Brazitikos Periklis D, Balidis Miltiadis O, Tranos Paris, Androudi Sofia, Papadopoulos Nick T, Tsinopoulos Ioannis T, Karabatakis Vasilios, Stangos Nikolaos T
Department of Ophthalmology, Ahepa Hospital, Aristotle University Medical School and Interbalkan Medical Center, Thessaloniki, Greece.
J Cataract Refract Surg. 2002 Sep;28(9):1618-22. doi: 10.1016/s0886-3350(02)01211-7.
To evaluate the safety of implanting a 3-piece, 6.0 mm optic, foldable acrylic intraocular lens (IOL) in cases of posterior capsule rupture during phacoemulsification. Department of Ophthalmology, Ahepa Hospital, Aristotle University Medical School, and Interbalkan Medical Center, Thessaloniki, Greece. This prospective noncomparative case series included 28 eyes (28 patients) having phacoemulsification complicated by extensive posterior capsule rupture with or without vitreous loss. In all eyes, a 3-piece, 6.0 mm optic, foldable acrylic IOL (AcrySof MA60BM, Alcon) was implanted in the sulcus. Postoperative examination included best corrected visual acuity (BCVA), anterior segment biomicroscopy, IOL centralization and position, intraocular pressure (IOP), and fundus biomicroscopy. The follow-up was 6 months. The most common postoperative complications were transient corneal edema in 12 eyes and increased IOP in 11 eyes. Slight asymptomatic decentralization from the center of the pupil (1.0 to 2.0 mm) and pseudophacodonesis were observed in 5 eyes each. Friction of the IOL with the iris occurred in 1 eye. Clinically significant cystoid macular edema occurred in 3 eyes. The final BCVA was between 20/15 and 20/25 in 18 patients, 20/30 in 2, between 20/40 and 20/50 in 4, and between 20/60 and 20/200 in 4. AcrySof IOL implantation in the sulcus during phacoemulsification complicated by posterior capsule rupture preserved the advantages of small-incision surgery. The postoperative behavior and centralization of the IOLs resembled those of poly(methyl methacrylate) lenses.
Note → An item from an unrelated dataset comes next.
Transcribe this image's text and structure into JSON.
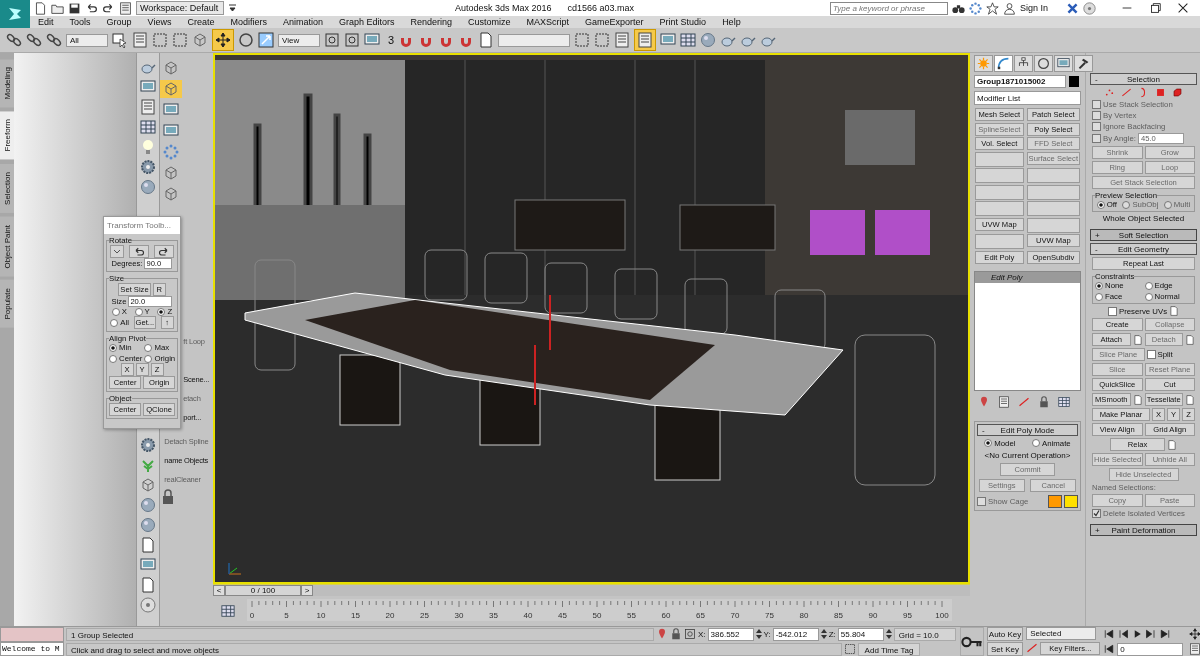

评估在白内障超声乳化手术中后囊破裂情况下植入三片式、6.0毫米光学区、可折叠丙烯酸人工晶状体(IOL)的安全性。希腊塞萨洛尼基亚里士多德大学医学院阿赫帕医院眼科以及巴尔干半岛医疗中心。这项前瞻性非对照病例系列研究纳入了28只眼(28例患者),这些患者接受的白内障超声乳化手术合并广泛后囊破裂,伴或不伴有玻璃体脱出。所有患眼中,均在睫状沟植入了一片三片式、6.0毫米光学区、可折叠丙烯酸IOL(爱尔康AcrySof MA60BM)。术后检查包括最佳矫正视力(BCVA)、眼前节生物显微镜检查、IOL的居中情况和位置、眼压(IOP)以及眼底生物显微镜检查。随访时间为6个月。最常见的术后并发症为12只眼出现短暂性角膜水肿,11只眼眼压升高。5只眼观察到IOL从瞳孔中心有轻微无症状性偏移(1.0至2.0毫米),5只眼出现人工晶状体震颤。1只眼发生IOL与虹膜的摩擦。3只眼出现具有临床意义的黄斑囊样水肿。18例患者的最终BCVA在20/15至20/25之间,2例为20/30,4例在20/40至20/50之间,4例在20/60至20/200之间。在白内障超声乳化手术合并后囊破裂时于睫状沟植入AcrySof IOL保留了小切口手术的优势。IOL的术后表现和居中情况与聚甲基丙烯酸甲酯晶状体相似。